According to Andrew Behar, chief executive of the non-profit advocacy group As You Sow, this is “not the end of the world” because these votes in the US are non-binding, unlike in other jurisdictions, meaning companies can take them as suggestions rather than orders.

Indeed, the voting season came as attorney generals from 21 states issued a letter to asset managers, including BlackRock and Vanguard, threatening litigation if they voted for ESG resolutions. Behar says that, because of the timing, the asset managers’ legal teams “did not have time to really assess that that letter was just an empty threat”.

“To say that… companies that are getting these resolutions on climate change [are too prescriptive] is simply just not accurate,” he adds. “I think they’re under a lot of pressure.”

Another point to consider is that companies are acting on sustainability more than ever, as they recognise the risks and opportunities associated with it.
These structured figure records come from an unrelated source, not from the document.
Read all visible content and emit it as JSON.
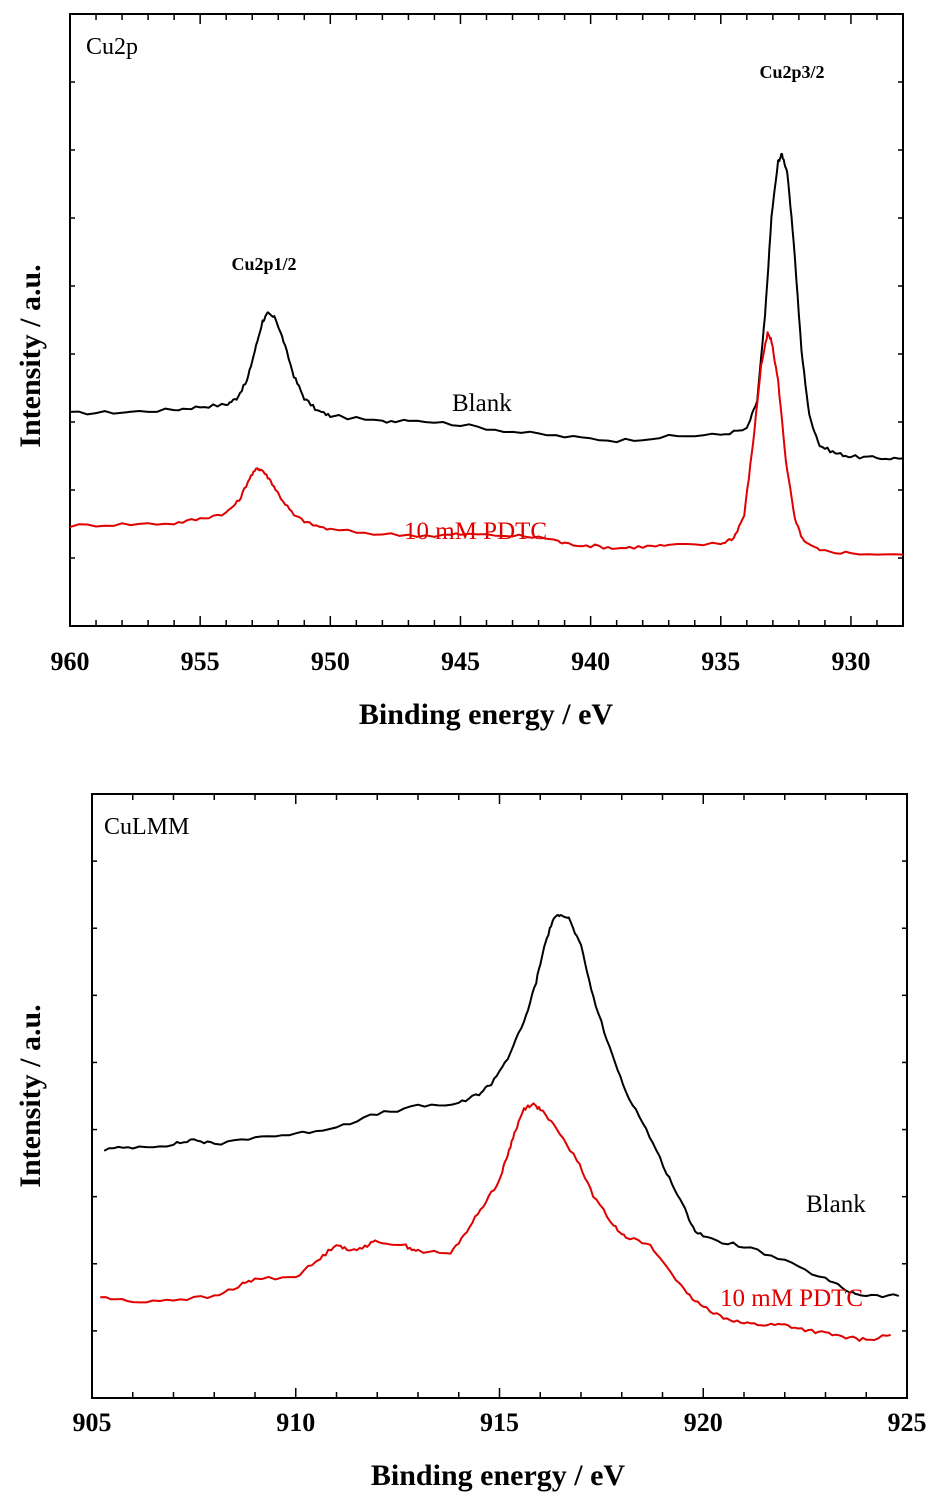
{
  "chart_data": [
    {
      "type": "line",
      "panel_label": "Cu2p",
      "xlabel": "Binding energy / eV",
      "ylabel": "Intensity / a.u.",
      "xlim": [
        960,
        928
      ],
      "x_reversed": true,
      "ylim": [
        0,
        100
      ],
      "x_ticks": [
        960,
        955,
        950,
        945,
        940,
        935,
        930
      ],
      "grid": false,
      "series": [
        {
          "name": "Blank",
          "color": "#000000",
          "points": [
            [
              960,
              35.5
            ],
            [
              958,
              35.7
            ],
            [
              956,
              36.2
            ],
            [
              955,
              36.8
            ],
            [
              954,
              37.2
            ],
            [
              953.6,
              38.5
            ],
            [
              953.2,
              42
            ],
            [
              952.9,
              48
            ],
            [
              952.6,
              54
            ],
            [
              952.4,
              55.5
            ],
            [
              952.1,
              54.5
            ],
            [
              951.8,
              50
            ],
            [
              951.4,
              43
            ],
            [
              951,
              38.5
            ],
            [
              950.5,
              36
            ],
            [
              950,
              35
            ],
            [
              948,
              33.8
            ],
            [
              947,
              34.3
            ],
            [
              945,
              33.2
            ],
            [
              943,
              31.8
            ],
            [
              941,
              30.8
            ],
            [
              939,
              30
            ],
            [
              937,
              30.8
            ],
            [
              935,
              31.2
            ],
            [
              934,
              32.3
            ],
            [
              933.6,
              38
            ],
            [
              933.3,
              55
            ],
            [
              933.05,
              75
            ],
            [
              932.8,
              86
            ],
            [
              932.65,
              87.5
            ],
            [
              932.45,
              84
            ],
            [
              932.2,
              70
            ],
            [
              931.9,
              48
            ],
            [
              931.6,
              35
            ],
            [
              931.2,
              29
            ],
            [
              930.6,
              27.5
            ],
            [
              930,
              26.8
            ],
            [
              929,
              26.5
            ],
            [
              928,
              26.4
            ]
          ]
        },
        {
          "name": "10 mM PDTC",
          "color": "#e00000",
          "points": [
            [
              960,
              12.9
            ],
            [
              958,
              13.2
            ],
            [
              956,
              13.4
            ],
            [
              955,
              14.3
            ],
            [
              954,
              15.5
            ],
            [
              953.5,
              18
            ],
            [
              953.1,
              22.5
            ],
            [
              952.8,
              24.5
            ],
            [
              952.6,
              24
            ],
            [
              952.3,
              22
            ],
            [
              951.9,
              18.5
            ],
            [
              951.4,
              15
            ],
            [
              950.8,
              13.3
            ],
            [
              950,
              12.1
            ],
            [
              948,
              11.2
            ],
            [
              946,
              10.9
            ],
            [
              945,
              11.2
            ],
            [
              943,
              10.9
            ],
            [
              941.5,
              10.3
            ],
            [
              941,
              9.3
            ],
            [
              940,
              8.9
            ],
            [
              939,
              8.4
            ],
            [
              938,
              8.7
            ],
            [
              937,
              8.9
            ],
            [
              935,
              9.3
            ],
            [
              934.5,
              10.5
            ],
            [
              934.1,
              15
            ],
            [
              933.75,
              30
            ],
            [
              933.45,
              45
            ],
            [
              933.2,
              51.5
            ],
            [
              933.05,
              50
            ],
            [
              932.8,
              42
            ],
            [
              932.5,
              26
            ],
            [
              932.15,
              14
            ],
            [
              931.8,
              9.6
            ],
            [
              931.2,
              7.9
            ],
            [
              930,
              7.4
            ],
            [
              928,
              7.1
            ]
          ]
        }
      ],
      "annotations": {
        "peak1": "Cu2p1/2",
        "peak2": "Cu2p3/2",
        "blank_label": "Blank",
        "pdtc_label": "10 mM PDTC"
      }
    },
    {
      "type": "line",
      "panel_label": "CuLMM",
      "xlabel": "Binding energy / eV",
      "ylabel": "Intensity / a.u.",
      "xlim": [
        905,
        925
      ],
      "x_reversed": false,
      "ylim": [
        0,
        100
      ],
      "x_ticks": [
        905,
        910,
        915,
        920,
        925
      ],
      "grid": false,
      "series": [
        {
          "name": "Blank",
          "color": "#000000",
          "points": [
            [
              905.3,
              43
            ],
            [
              906,
              43.5
            ],
            [
              907,
              44
            ],
            [
              907.5,
              45
            ],
            [
              908,
              44
            ],
            [
              909,
              45.5
            ],
            [
              910,
              46
            ],
            [
              911,
              47.5
            ],
            [
              912,
              50
            ],
            [
              913,
              51.5
            ],
            [
              914,
              52
            ],
            [
              914.5,
              54
            ],
            [
              914.8,
              56
            ],
            [
              915.2,
              61
            ],
            [
              915.6,
              68
            ],
            [
              915.9,
              76
            ],
            [
              916.1,
              83
            ],
            [
              916.3,
              88
            ],
            [
              916.5,
              89.5
            ],
            [
              916.7,
              88.5
            ],
            [
              917,
              83
            ],
            [
              917.3,
              73
            ],
            [
              917.7,
              63
            ],
            [
              918.1,
              54.5
            ],
            [
              918.6,
              47
            ],
            [
              919.1,
              38.5
            ],
            [
              919.5,
              32
            ],
            [
              919.8,
              27
            ],
            [
              920.2,
              25.2
            ],
            [
              921,
              24
            ],
            [
              922,
              21
            ],
            [
              923,
              17.5
            ],
            [
              923.6,
              15
            ],
            [
              924,
              14.2
            ],
            [
              924.8,
              14.2
            ]
          ]
        },
        {
          "name": "10 mM PDTC",
          "color": "#e00000",
          "points": [
            [
              905.2,
              14
            ],
            [
              906,
              13
            ],
            [
              907,
              13.5
            ],
            [
              908,
              14
            ],
            [
              908.7,
              16.5
            ],
            [
              909,
              17.5
            ],
            [
              910,
              18
            ],
            [
              910.6,
              21.5
            ],
            [
              911,
              24.5
            ],
            [
              911.3,
              23
            ],
            [
              911.7,
              24
            ],
            [
              912,
              25
            ],
            [
              912.7,
              24
            ],
            [
              913,
              23
            ],
            [
              913.8,
              22.5
            ],
            [
              914.2,
              27
            ],
            [
              914.6,
              32
            ],
            [
              915,
              37
            ],
            [
              915.2,
              42
            ],
            [
              915.4,
              47
            ],
            [
              915.6,
              51
            ],
            [
              915.8,
              52
            ],
            [
              916,
              51
            ],
            [
              916.4,
              47
            ],
            [
              916.9,
              41
            ],
            [
              917.3,
              34
            ],
            [
              917.8,
              28
            ],
            [
              918.1,
              26
            ],
            [
              918.7,
              24
            ],
            [
              919.2,
              19
            ],
            [
              919.6,
              14.5
            ],
            [
              920,
              12
            ],
            [
              920.5,
              10
            ],
            [
              921,
              8.8
            ],
            [
              921.5,
              8.5
            ],
            [
              922,
              8.5
            ],
            [
              922.5,
              7.5
            ],
            [
              923,
              6.8
            ],
            [
              923.5,
              6
            ],
            [
              924,
              5.5
            ],
            [
              924.6,
              6.5
            ]
          ]
        }
      ],
      "annotations": {
        "blank_label": "Blank",
        "pdtc_label": "10 mM PDTC"
      }
    }
  ]
}
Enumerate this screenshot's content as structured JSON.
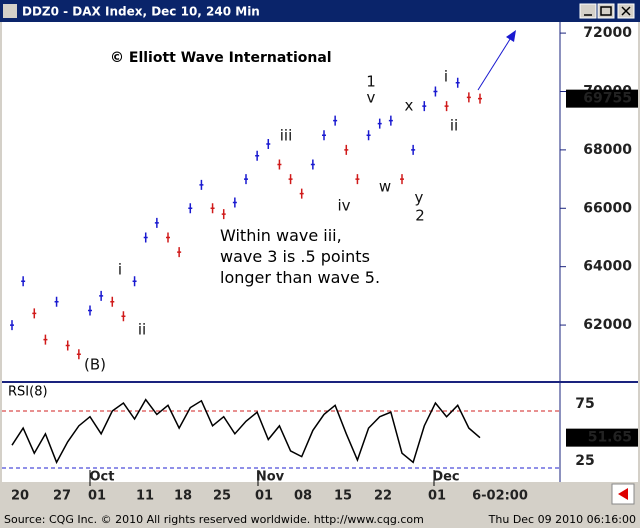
{
  "window": {
    "title": "DDZ0 - DAX Index, Dec 10, 240 Min"
  },
  "chart_data": [
    {
      "type": "price",
      "annotation": "© Elliott Wave International",
      "note": "Within wave iii,|wave 3 is .5 points|longer than wave 5.",
      "wave_labels": [
        "(B)",
        "i",
        "ii",
        "iii",
        "iv",
        "1",
        "v",
        "w",
        "x",
        "y",
        "2",
        "i",
        "ii"
      ],
      "up_color": "#1a1ad0",
      "down_color": "#d01a1a",
      "values": [
        62000,
        63500,
        62400,
        61500,
        62800,
        61300,
        61000,
        62500,
        63000,
        62800,
        62300,
        63500,
        65000,
        65500,
        65000,
        64500,
        66000,
        66800,
        66000,
        65800,
        66200,
        67000,
        67800,
        68200,
        67500,
        67000,
        66500,
        67500,
        68500,
        69000,
        68000,
        67000,
        68500,
        68900,
        69000,
        67000,
        68000,
        69500,
        70000,
        69500,
        70300,
        69800,
        69755
      ],
      "last": {
        "value": 69755,
        "label": "69755"
      },
      "ylim": [
        60050,
        72380
      ],
      "yticks": [
        62000,
        64000,
        66000,
        68000,
        70000,
        72000
      ]
    },
    {
      "type": "line",
      "title": "RSI(8)",
      "color": "#000000",
      "values": [
        45,
        60,
        38,
        55,
        30,
        48,
        62,
        70,
        55,
        75,
        82,
        68,
        85,
        72,
        80,
        60,
        78,
        84,
        62,
        70,
        55,
        66,
        74,
        50,
        62,
        40,
        35,
        58,
        72,
        80,
        55,
        32,
        60,
        70,
        74,
        38,
        30,
        62,
        82,
        70,
        80,
        60,
        51.65
      ],
      "last": {
        "value": 51.65,
        "label": "51.65"
      },
      "ylim": [
        13.6,
        99.6
      ],
      "yticks": [
        25,
        75
      ],
      "tick_colors": [
        "#2020d0",
        "#d02020"
      ]
    }
  ],
  "date_axis": {
    "months": [
      "Oct",
      "Nov",
      "Dec"
    ],
    "days": [
      "20",
      "27",
      "01",
      "11",
      "18",
      "25",
      "01",
      "08",
      "15",
      "22",
      "01",
      "6-02:00"
    ]
  },
  "status": {
    "left": "Source: CQG Inc. © 2010 All rights reserved worldwide. http://www.cqg.com",
    "right": "Thu Dec 09 2010 06:16:00"
  }
}
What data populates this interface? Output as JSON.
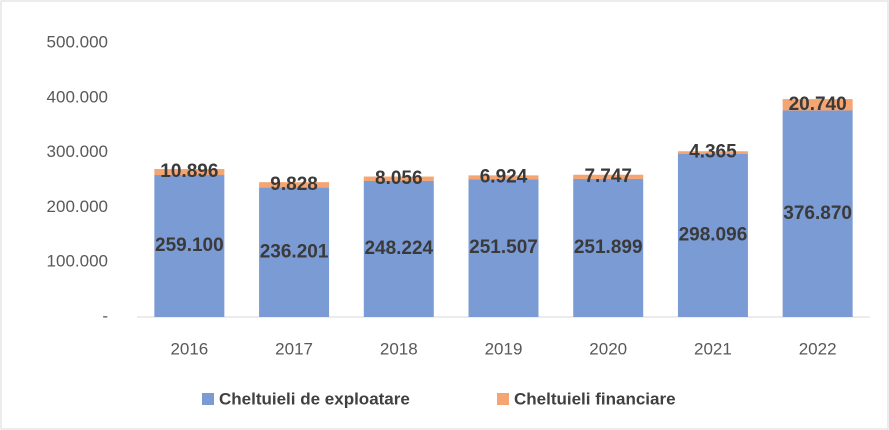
{
  "chart_data": {
    "type": "stacked_bar",
    "categories": [
      "2016",
      "2017",
      "2018",
      "2019",
      "2020",
      "2021",
      "2022"
    ],
    "series": [
      {
        "name": "Cheltuieli de exploatare",
        "color": "#7b9bd5",
        "values": [
          259100,
          236201,
          248224,
          251507,
          251899,
          298096,
          376870
        ],
        "value_labels": [
          "259.100",
          "236.201",
          "248.224",
          "251.507",
          "251.899",
          "298.096",
          "376.870"
        ]
      },
      {
        "name": "Cheltuieli financiare",
        "color": "#f4a571",
        "values": [
          10896,
          9828,
          8056,
          6924,
          7747,
          4365,
          20740
        ],
        "value_labels": [
          "10.896",
          "9.828",
          "8.056",
          "6.924",
          "7.747",
          "4.365",
          "20.740"
        ]
      }
    ],
    "ylim": [
      0,
      500000
    ],
    "yticks": [
      {
        "value": 0,
        "label": "-"
      },
      {
        "value": 100000,
        "label": "100.000"
      },
      {
        "value": 200000,
        "label": "200.000"
      },
      {
        "value": 300000,
        "label": "300.000"
      },
      {
        "value": 400000,
        "label": "400.000"
      },
      {
        "value": 500000,
        "label": "500.000"
      }
    ],
    "legend": "bottom"
  }
}
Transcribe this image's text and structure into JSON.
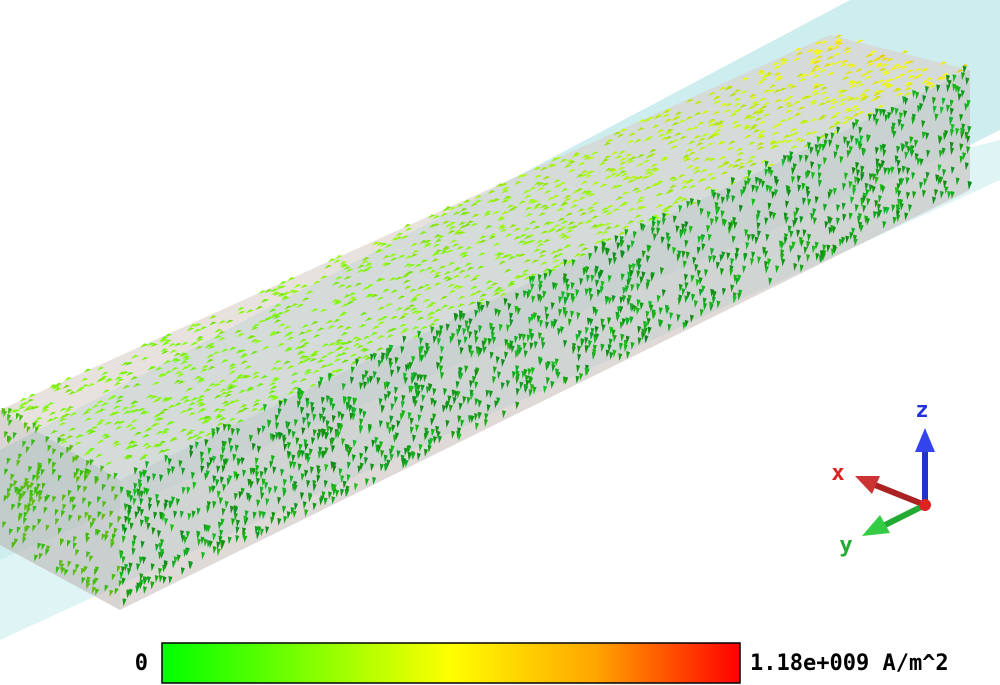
{
  "axes_triad": {
    "z": "z",
    "x": "x",
    "y": "y"
  },
  "colorbar": {
    "min_label": "0",
    "max_label": "1.18e+009 A/m^2"
  }
}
Before the anti-ESG rhetoric escalated to the political stage in the US, companies were boasting their sustainability initiatives, often resulting in greenwash.

Now, due to the fear of backlash, they are keeping it quiet in what is called ‘greenhushing’. For As You Sow, it’s better this way as businesses are actually taking action – but, like greenwashing, this practice has its own insidious effects

“We actually had a really good year in terms of actual progress made at the corporate level,” Behar adds. “People put way too much weight on the votes.”

As for Vanguard, he notes that the company voted just like it always has. 

If you don’t care about climate change, deforestation, racial justice, then you will be a Vanguard client, but there was a point where Blackrock was starting to take more responsibility,” he says. “When you own the entire economy, you need to engage the companies who are causing harm to the rest of your portfolio, and they’ve really walked away from that responsibility and from that risk.”


While it is disappointing to see BlackRock backtrack on its sustainability commitments, it is encouraging to see that the most prominent shareholder advocacy group remains positive about corporate action. This shows once again how the anti-ESG crusade is just a theoretical exercise, while in practice companies and their stakeholders want to assess the risks ESG is providing a lens for, such as climate change. Perhaps, Republicans will soon come to realise that their ‘anti-woke’ initiatives are extremely counterproductive and against the interest of all stakeholders.